There is another point that helps us understand this passage: almost four thousand years ago Abraham’s culture was filled with false gods that people thought were asking them to do just what Abraham thought he heard God ask him to do: ritual child sacrifice. If we consider that Abraham might have been listening to the voice of false gods at the beginning of this story, it’s helpful to know that such false gods were very common in his time. What is shocking to us today was not shocking in Abraham’s cultural context.
But today we are coming more and more to understand that the biblical journey is one of constant learning so that today in this time and culture we can hear the voice of the true God amidst the voices of false gods. This is what this story is showing us: Abraham passed the test of faith in the true God when he finally heard the voice of Yahweh say, “Stop! Don’t do it! Stop this madness of human sacrifice. Here’s a ram instead.”
When we hear the Hebrew prophets in the same way Jesus did, telling us that the true God never wanted any kind of sacrifice, we begin to understand. Just a few weeks ago in Matthew’s Gospel we heard that Jesus very solemnly told his followers, “Go and learn what this means, ‘I desire mercy, not sacrifice.'” Jesus is quoting the prophet Hosea’s summary of a central prophetic point. The prophet Micah explains it more fully:
[Yahweh says,] “With what shall I come before the LORD, and bow myself before God on high? Shall I come before him with burnt offerings, with calves a year old? Will the LORD be pleased with thousands of rams, with ten thousands of rivers of oil? Shall I give my firstborn for my transgression, the fruit of my body for the sin of my soul?” He has told you, O mortal, what is good; and what does the LORD require of you but to do justice, and to love kindness, and to walk humbly with your God?

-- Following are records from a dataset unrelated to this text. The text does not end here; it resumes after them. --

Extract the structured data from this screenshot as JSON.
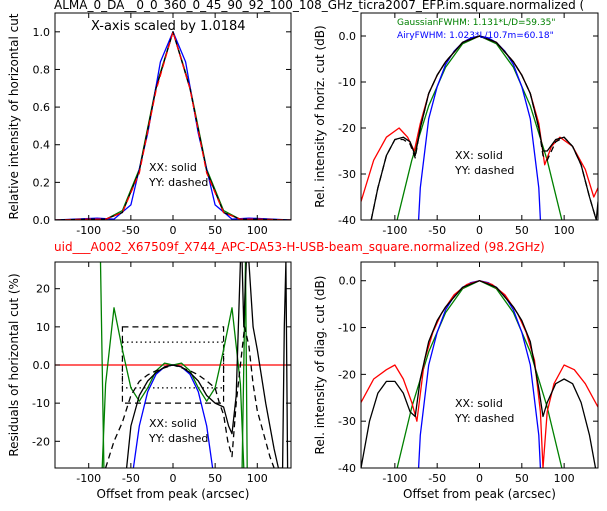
{
  "figure": {
    "top_title": "ALMA_0_DA__0_0_360_0_45_90_92_100_108_GHz_ticra2007_EFP.im.square.normalized (",
    "mid_title": "uid___A002_X67509f_X744_APC-DA53-H-USB-beam_square.normalized (98.2GHz)",
    "mid_title_color": "#ff0000"
  },
  "colors": {
    "measured": "#000000",
    "model": "#ff0000",
    "gaussian": "#008000",
    "airy": "#0000ff"
  },
  "chart_data": [
    {
      "id": "top-left",
      "type": "line",
      "ylabel": "Relative intensity of horizontal cut",
      "xlabel": "",
      "xlim": [
        -140,
        140
      ],
      "ylim": [
        0,
        1.1
      ],
      "xticks": [
        -100,
        -50,
        0,
        50,
        100
      ],
      "yticks": [
        0.0,
        0.2,
        0.4,
        0.6,
        0.8,
        1.0
      ],
      "annotation": "X-axis scaled by 1.0184",
      "legend_text": [
        "XX: solid",
        "YY: dashed"
      ],
      "series": [
        {
          "color": "#008000",
          "style": "solid",
          "x": [
            -140,
            -100,
            -80,
            -60,
            -40,
            -20,
            0,
            20,
            40,
            60,
            80,
            100,
            140
          ],
          "y": [
            0.0,
            0.0,
            0.003,
            0.05,
            0.27,
            0.71,
            1.0,
            0.71,
            0.27,
            0.05,
            0.003,
            0.0,
            0.0
          ]
        },
        {
          "color": "#0000ff",
          "style": "solid",
          "x": [
            -140,
            -90,
            -70,
            -50,
            -30,
            -15,
            0,
            15,
            30,
            50,
            70,
            90,
            140
          ],
          "y": [
            0.0,
            0.01,
            0.005,
            0.08,
            0.46,
            0.84,
            1.0,
            0.84,
            0.46,
            0.08,
            0.005,
            0.01,
            0.0
          ]
        },
        {
          "color": "#000000",
          "style": "solid",
          "x": [
            -140,
            -100,
            -80,
            -60,
            -40,
            -20,
            0,
            20,
            40,
            60,
            80,
            100,
            140
          ],
          "y": [
            0.0,
            0.005,
            0.004,
            0.04,
            0.26,
            0.7,
            1.0,
            0.7,
            0.26,
            0.04,
            0.004,
            0.005,
            0.0
          ]
        },
        {
          "color": "#ff0000",
          "style": "dashed",
          "x": [
            -140,
            -100,
            -80,
            -60,
            -40,
            -20,
            0,
            20,
            40,
            60,
            80,
            100,
            140
          ],
          "y": [
            0.0,
            0.005,
            0.004,
            0.04,
            0.25,
            0.69,
            1.0,
            0.7,
            0.25,
            0.04,
            0.004,
            0.005,
            0.0
          ]
        }
      ]
    },
    {
      "id": "top-right",
      "type": "line",
      "ylabel": "Rel. intensity of horiz. cut (dB)",
      "xlabel": "",
      "xlim": [
        -140,
        140
      ],
      "ylim": [
        -40,
        5
      ],
      "xticks": [
        -100,
        -50,
        0,
        50,
        100
      ],
      "yticks": [
        -40,
        -30,
        -20,
        -10,
        0
      ],
      "legend_text": [
        "XX: solid",
        "YY: dashed"
      ],
      "fit_labels": [
        {
          "text": "GaussianFWHM: 1.131*L/D=59.35\"",
          "color": "#008000"
        },
        {
          "text": "AiryFWHM: 1.023*L/10.7m=60.18\"",
          "color": "#0000ff"
        }
      ],
      "series": [
        {
          "color": "#008000",
          "style": "solid",
          "x": [
            -100,
            -80,
            -60,
            -40,
            -20,
            0,
            20,
            40,
            60,
            80,
            100
          ],
          "y": [
            -42,
            -27,
            -15.2,
            -6.8,
            -1.7,
            0,
            -1.7,
            -6.8,
            -15.2,
            -27,
            -42
          ]
        },
        {
          "color": "#0000ff",
          "style": "solid",
          "x": [
            -72,
            -70,
            -60,
            -50,
            -40,
            -30,
            -20,
            -10,
            0,
            10,
            20,
            30,
            40,
            50,
            60,
            70,
            72
          ],
          "y": [
            -40,
            -33,
            -18,
            -11,
            -6.2,
            -3.3,
            -1.4,
            -0.4,
            0,
            -0.4,
            -1.4,
            -3.3,
            -6.2,
            -11,
            -18,
            -33,
            -40
          ]
        },
        {
          "color": "#ff0000",
          "style": "solid",
          "x": [
            -140,
            -125,
            -110,
            -95,
            -85,
            -77,
            -70,
            -60,
            -50,
            -40,
            -20,
            0,
            20,
            40,
            50,
            60,
            70,
            77,
            85,
            95,
            110,
            125,
            135,
            140
          ],
          "y": [
            -36,
            -27,
            -22,
            -20,
            -22,
            -25,
            -19,
            -12.5,
            -8.5,
            -5.6,
            -1.4,
            0,
            -1.4,
            -5.6,
            -8.5,
            -12.5,
            -19,
            -28,
            -24,
            -22,
            -24,
            -29,
            -35,
            -33
          ]
        },
        {
          "color": "#000000",
          "style": "solid",
          "x": [
            -128,
            -120,
            -110,
            -100,
            -90,
            -82,
            -76,
            -70,
            -60,
            -50,
            -40,
            -20,
            0,
            20,
            40,
            50,
            60,
            70,
            75,
            80,
            90,
            100,
            110,
            120,
            130,
            138,
            140
          ],
          "y": [
            -40,
            -33,
            -26,
            -22.5,
            -22,
            -23,
            -26,
            -20,
            -12.5,
            -8.5,
            -5.6,
            -1.4,
            0,
            -1.4,
            -5.6,
            -8.5,
            -12.5,
            -20,
            -25,
            -25,
            -22.5,
            -22,
            -24,
            -28,
            -35,
            -40,
            -36
          ]
        },
        {
          "color": "#000000",
          "style": "dashed",
          "x": [
            -128,
            -120,
            -110,
            -100,
            -90,
            -82,
            -76,
            -70,
            -60,
            -50,
            -40,
            -20,
            0,
            20,
            40,
            50,
            60,
            70,
            75,
            80,
            90,
            100,
            110,
            120,
            130,
            138
          ],
          "y": [
            -40,
            -33,
            -26,
            -22.5,
            -22.5,
            -23.5,
            -26.5,
            -20,
            -12.5,
            -8.5,
            -5.6,
            -1.4,
            0,
            -1.4,
            -5.6,
            -8.5,
            -12.5,
            -20,
            -26,
            -27,
            -23,
            -22,
            -24,
            -28,
            -35,
            -40
          ]
        }
      ]
    },
    {
      "id": "bottom-left",
      "type": "line",
      "ylabel": "Residuals of horizontal cut (%)",
      "xlabel": "Offset from peak (arcsec)",
      "xlim": [
        -140,
        140
      ],
      "ylim": [
        -27,
        27
      ],
      "xticks": [
        -100,
        -50,
        0,
        50,
        100
      ],
      "yticks": [
        -20,
        -10,
        0,
        10,
        20
      ],
      "legend_text": [
        "XX: solid",
        "YY: dashed"
      ],
      "series": [
        {
          "color": "#ff0000",
          "style": "solid",
          "x": [
            -140,
            140
          ],
          "y": [
            0,
            0
          ]
        },
        {
          "color": "#008000",
          "style": "solid",
          "x": [
            -84,
            -80,
            -70,
            -60,
            -50,
            -40,
            -30,
            -20,
            -10,
            0,
            10,
            20,
            30,
            40,
            50,
            60,
            70,
            80,
            84
          ],
          "y": [
            -27,
            -5,
            15,
            4,
            -6,
            -9.5,
            -6,
            -1.5,
            0.5,
            0,
            0.5,
            -1.5,
            -6,
            -9.5,
            -6,
            4,
            15,
            -5,
            -27
          ]
        },
        {
          "color": "#008000",
          "style": "solid",
          "x": [
            -86,
            -84,
            -82
          ],
          "y": [
            27,
            0,
            -27
          ]
        },
        {
          "color": "#008000",
          "style": "solid",
          "x": [
            82,
            84,
            86,
            88
          ],
          "y": [
            -27,
            0,
            27,
            -27
          ]
        },
        {
          "color": "#0000ff",
          "style": "solid",
          "x": [
            -47,
            -40,
            -30,
            -20,
            -10,
            0,
            10,
            20,
            30,
            40,
            47
          ],
          "y": [
            -27,
            -16,
            -7,
            -2.4,
            -0.5,
            0,
            -0.5,
            -2.4,
            -7,
            -16,
            -27
          ]
        },
        {
          "color": "#000000",
          "style": "solid",
          "x": [
            -55,
            -50,
            -40,
            -30,
            -20,
            -10,
            0,
            10,
            20,
            30,
            40,
            50,
            60,
            66,
            70,
            75,
            80,
            82,
            84,
            87,
            90,
            95,
            100,
            105,
            110,
            115,
            120,
            125,
            130,
            132,
            134,
            136
          ],
          "y": [
            -27,
            -16,
            -8,
            -4.2,
            -2,
            -0.5,
            0,
            -0.5,
            -2,
            -4.2,
            -8,
            -10,
            -11,
            -16,
            -18,
            -8,
            27,
            27,
            10,
            27,
            27,
            10,
            4,
            -3,
            -10,
            -16,
            -22,
            -27,
            -27,
            10,
            27,
            -27
          ]
        },
        {
          "color": "#000000",
          "style": "dashed",
          "x": [
            -80,
            -70,
            -60,
            -50,
            -40,
            -30,
            -20,
            -10,
            0,
            10,
            20,
            30,
            40,
            50,
            55,
            60,
            65,
            70,
            75,
            80,
            85,
            90,
            95,
            100,
            105,
            110,
            115,
            120
          ],
          "y": [
            -27,
            -20,
            -15,
            -8,
            -4.3,
            -2.6,
            -1.5,
            -0.7,
            0,
            -0.7,
            -1.5,
            -2.6,
            -4.2,
            -6,
            -10,
            -13,
            -20,
            -24,
            -10,
            0,
            10,
            5,
            -5,
            -12,
            -16,
            -20,
            -24,
            -27
          ]
        }
      ],
      "boxes": [
        {
          "x1": -60,
          "x2": 60,
          "y1": -10,
          "y2": 10,
          "style": "dashed"
        },
        {
          "x1": -60,
          "x2": 60,
          "y1": -6,
          "y2": 6,
          "style": "dotted"
        }
      ]
    },
    {
      "id": "bottom-right",
      "type": "line",
      "ylabel": "Rel. intensity of diag. cut (dB)",
      "xlabel": "Offset from peak (arcsec)",
      "xlim": [
        -140,
        140
      ],
      "ylim": [
        -40,
        4
      ],
      "xticks": [
        -100,
        -50,
        0,
        50,
        100
      ],
      "yticks": [
        -40,
        -30,
        -20,
        -10,
        0
      ],
      "legend_text": [
        "XX: solid",
        "YY: dashed"
      ],
      "series": [
        {
          "color": "#008000",
          "style": "solid",
          "x": [
            -100,
            -80,
            -60,
            -40,
            -20,
            0,
            20,
            40,
            60,
            80,
            100
          ],
          "y": [
            -42,
            -27,
            -15.2,
            -6.8,
            -1.7,
            0,
            -1.7,
            -6.8,
            -15.2,
            -27,
            -42
          ]
        },
        {
          "color": "#0000ff",
          "style": "solid",
          "x": [
            -72,
            -70,
            -60,
            -50,
            -40,
            -30,
            -20,
            -10,
            0,
            10,
            20,
            30,
            40,
            50,
            60,
            70,
            72
          ],
          "y": [
            -40,
            -33,
            -18,
            -11,
            -6.2,
            -3.3,
            -1.4,
            -0.4,
            0,
            -0.4,
            -1.4,
            -3.3,
            -6.2,
            -11,
            -18,
            -33,
            -40
          ]
        },
        {
          "color": "#ff0000",
          "style": "solid",
          "x": [
            -140,
            -125,
            -110,
            -100,
            -90,
            -80,
            -74,
            -65,
            -55,
            -45,
            -30,
            -15,
            0,
            15,
            30,
            45,
            55,
            65,
            72,
            75,
            80,
            88,
            100,
            112,
            125,
            140
          ],
          "y": [
            -26,
            -21,
            -19,
            -18,
            -21,
            -26,
            -30,
            -17,
            -11,
            -7,
            -3,
            -0.8,
            0,
            -0.8,
            -3,
            -7,
            -11,
            -17,
            -28,
            -40,
            -28,
            -22,
            -18,
            -19,
            -22,
            -27
          ]
        },
        {
          "color": "#000000",
          "style": "solid",
          "x": [
            -140,
            -130,
            -120,
            -110,
            -100,
            -90,
            -82,
            -76,
            -70,
            -60,
            -50,
            -40,
            -20,
            0,
            20,
            40,
            50,
            60,
            70,
            75,
            80,
            90,
            100,
            110,
            120,
            130,
            137
          ],
          "y": [
            -40,
            -30,
            -24,
            -21.5,
            -21.5,
            -24,
            -28,
            -29,
            -21,
            -13,
            -8.5,
            -5.6,
            -1.4,
            0,
            -1.4,
            -5.6,
            -8.5,
            -13,
            -23,
            -29,
            -26,
            -22,
            -21,
            -22,
            -26,
            -33,
            -40
          ]
        }
      ]
    }
  ]
}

“I want mercy not sacrifice.” God is a God of mercy, who never asks us to kill — even the ritual blood sacrifice that has occurred in every recorded religion.
That’s the God we learn to see in Jesus Christ, the “Lamb of God” who put an end to all sacrificial killing. Jesus shows us a God of profound mercy who willingly gave the Son in order to reveal our thirst for killing. And then God forgave us.
Nearly four thousand years ago, Abraham passed this test. He heard the voice of the true God telling him to stop, don’t kill. And now almost two thousand years after the voice of our risen Savior forgiving us for our numerous slaughters, all those brought together on his cross, are we ready to pass the test, too? Are we ready to stop the killing? What could happen in our world if two billion people who claim Abraham as their father could finally recognize what this test of faith is really all about?